That’s the ravelin east of Fort McHenry in Baltimore, protecting the sally port. In ordinary language, it’s a mini-fort that protected the main entrance to the main fort. That picture is from HABS, but Marie and I both worked at McHenry about thirty years ago, when employed by another firm. McHenry is famous for exactly one thing: a winning battle against ships of the British navy in September 1814, which helped put an end to the War of 1812 and inspired some mediocre poetry that became the Star Spangled Banner.

The fort was used by the army from 1798 until after World War I. It was then turned into a national park but briefly reverted to military use by the Coast Guard during World War II. The construction of what most people, including me, think of as the fort proper – the bastions and the connecting curtain walls – resembles the ravelin seen above: a big earth berm faced with brick on the sides. The smaller buildings within the fort are mostly of ordinary brick and wood construction; the bombproof buildings have brick-vault roofs.

Why discuss this? The number of earth-berm, brick-faced structures in the US is very small, so I have to generalize. What we know about brick, and what people knew about brick in 1798, suggests this structure should be a huge maintenance problem. Brick and mortar both undergo accelerated aging when in constant contact with water; a shoreline fort where all of the brick facing is in contact with wet earth should fall apart. The short answer is that it does, but in a manageable fashion. The entire time that the army was there – more than 120 years – they dealt with the gradual and random collapse of individual bricks or small areas of mortar by cutting them out and replacing them. The fort walls were never static, were never done. Rather, they were always in a state of simultaneous decay and rebuilding, and therefore were in equilibrium.

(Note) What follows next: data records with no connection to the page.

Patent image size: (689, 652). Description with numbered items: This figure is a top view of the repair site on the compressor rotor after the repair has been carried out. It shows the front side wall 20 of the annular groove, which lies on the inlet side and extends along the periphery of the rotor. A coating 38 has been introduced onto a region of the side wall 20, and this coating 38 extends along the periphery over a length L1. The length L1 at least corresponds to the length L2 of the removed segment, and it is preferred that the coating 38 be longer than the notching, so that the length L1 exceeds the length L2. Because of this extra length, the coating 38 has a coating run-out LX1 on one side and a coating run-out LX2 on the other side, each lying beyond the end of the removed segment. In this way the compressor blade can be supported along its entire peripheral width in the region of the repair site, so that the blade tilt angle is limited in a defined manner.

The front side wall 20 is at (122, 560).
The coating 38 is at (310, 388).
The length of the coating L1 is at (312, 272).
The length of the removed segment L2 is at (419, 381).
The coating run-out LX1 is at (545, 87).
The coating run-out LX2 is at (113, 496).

There is a popular misconception that the purpose of repair is to get a building back to its original state, or to a point where a similar effort will not be necessary again. Both are impossible. The goal, in ordinary terms, is to kick the can down the road. Maybe we can put off the next intervention thirty years, maybe only ten, but we can move it into the future and that means we’re extending that equilibrium between decay and rebuilding.